What to watch in Trump's first meeting with the UN General Assembly
Dignitaries from 193 nations will gather Sept. 19 for a week of speeches and sideline meetings at the annual U.N. General Assembly in New York. It is President Donald Trump's first U.N. summit.
World leaders meet as North Korea escalates its nuclear program, a threat to which the U.N. Security Council responded by imposing new sanctions. Meanwhile, in Myanmar, an estimated 400,000 Rohingya have fled to Bangladesh since August, adding to a refugee crisis the leaders attempted to address last year.
What is in store this year for the international body and the "America first" president? We asked Stewart Patrick, a senior fellow and director of the International Institutions and Global Governance Program at the Council on Foreign Relations, for insight.
What's on tap?
In addition to North Korea's nuclear threat, Syria's civil war and the refugee crisis, another major subject will be reform of the international body itself. On Sept. 18, the day before speeches kick off at U.N. headquarters, President Trump will host an event on U.N. reform and strengthening the role of the secretary-general.
President Trump's position is that the United States pays too much for the U.N. and doesn't get enough in return, and also that there is waste and redundancy. To paraphrase the president: Diplomats spend too much time going to parties and not doing anything, Patrick said.
In advance of the meeting, U.S. Ambassador to the U.N. Nikki Haley sent around a 10-point declaration supporting broad reforms being proposed by U.N. Secretary-General Antonio Guterres, such as greater transparency and accountability.
Look at which leaders attend Trump's pre-meeting, since those participants must sign off on Haley's declaration in order to attend.
Two other players to watch: President Trump and Secretary-General Antonio Guterres
Both men took their respective offices in January. Guterres, a former Portuguese prime minister and head of the U.N. refugee agency for 10 years, responded to President Trump's criticisms of the United Nations by saying at least they agree that the world body has "enormous potential." The two spoke by phone as they began their terms. "My job is to make sure that potential becomes a reality," Guterres told Snapchat.
"This gives Guterres a reason for going big on reform quickly," one diplomat told Reuters at the time. "He needs to make sure he is reforming the U.N. fast enough and radically enough in order to engage the incoming U.S. administration."
The upcoming meeting is the first time President Trump and Guterres will interact in person.

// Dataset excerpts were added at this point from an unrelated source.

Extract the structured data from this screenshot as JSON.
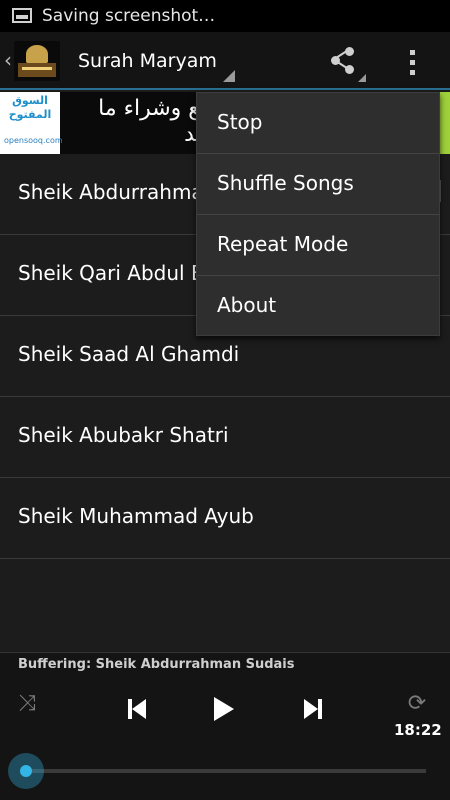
{
  "status_bar": {
    "text": "Saving screenshot…",
    "icon": "screenshot-icon"
  },
  "action_bar": {
    "title": "Surah Maryam",
    "share_icon": "share-icon",
    "overflow_icon": "overflow-menu-icon"
  },
  "ad": {
    "logo_text": "السوق المفتوح",
    "logo_brand": "opensooq.com",
    "text": "لبيع وشراء ما تريد",
    "accent_color": "#9fd13a"
  },
  "list": {
    "items": [
      {
        "label": "Sheik Abdurrahman Sudais"
      },
      {
        "label": "Sheik Qari Abdul Basit"
      },
      {
        "label": "Sheik Saad Al Ghamdi"
      },
      {
        "label": "Sheik Abubakr Shatri"
      },
      {
        "label": "Sheik Muhammad Ayub"
      }
    ]
  },
  "menu": {
    "items": [
      {
        "label": "Stop"
      },
      {
        "label": "Shuffle Songs"
      },
      {
        "label": "Repeat Mode"
      },
      {
        "label": "About"
      }
    ]
  },
  "player": {
    "status": "Buffering: Sheik Abdurrahman Sudais",
    "time": "18:22",
    "progress": 0.0,
    "accent_color": "#33b5e5",
    "shuffle_icon": "shuffle-icon",
    "prev_icon": "previous-icon",
    "play_icon": "play-icon",
    "next_icon": "next-icon",
    "repeat_icon": "repeat-icon"
  }
}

"You have this possibility of strange bedfellows, Donald Trump and Antonio Guterres, together helping to make the U.N. work more smoothly," Patrick said. "It's possible Guterres could be good cop and Trump could be bad cop. If other member states don't get on board with the reform agenda, then they might have Trump waiting in the wings to basically say we're no longer going to invest in the U.N."
Will any concrete reforms emerge? Probably not yet. "It's a really difficult task to reform the United Nations, so they're definitely marching against pretty stiff headwinds," Patrick said.
The summit will mark the beginning of a longer reform process and conversation. And if reforms do eventually materialize, they will not come from the U.N. Security Council, but rather the U.N. General Assembly and the U.N. Economic and Social Council, with which the United States holds less sway, he said.
What approach will Trump take? Past U.S. president have brought up reforms, but the question is whether other world leaders will take President Trump's efforts seriously considering his nationalist stance and the proposed budget he has submitted to Congress that slashes U.S. contributions to the United Nations.
President Trump's tone at the meeting could make a big difference in how he is received, Patrick said.
"He needs to suggest in good faith that he wants to make this body better functioning. It would be unfortunate if he uses this as an opportunity to basically throw red meat to his populist base, many of whom really have zero patience for the United Nations."
What about climate change? Even though the Trump administration has officially filed the paperwork to pull out of the Paris Climate Agreement, world leaders are still expected to address the subject of climate change on the dais — especially French President Emmanuel Macron, who condemned President Trump's decision in a televised address earlier this year. Paris will host a meeting on the implementation of the agreement later this year, and other leaders have made it clear they are going forward, Patrick said.
Who is not attending? Neither Russian President Vladimir Putin nor Mexican President Enrique Peña Nieto are expected to attend the U.N. General Assembly this year. U.S. relations with both countries are tense.
Last month, President Donald Trump signed new sanctions against Russia. Moscow then ordered the U.S. to cut its embassy staff in Russia by 755, followed by the U.S. ordering the closure of three Russian posts here. Putin also is expected to attend pre-planned major military exercises, which take place every four years. This year, they overlap with the U.N. summit.
As for Mexico, Peña Nieto hasn't visited the United States since President Trump took office, as he continues to insist Mexico will pay for his proposed wall along the southern border.
Where will Trump stay? Rather than at nearby Trump Tower, President Trump is expected to stay at his golf club in Bedminster, New Jersey. The question is whether world leaders will make the hour drive to see him, Patrick said.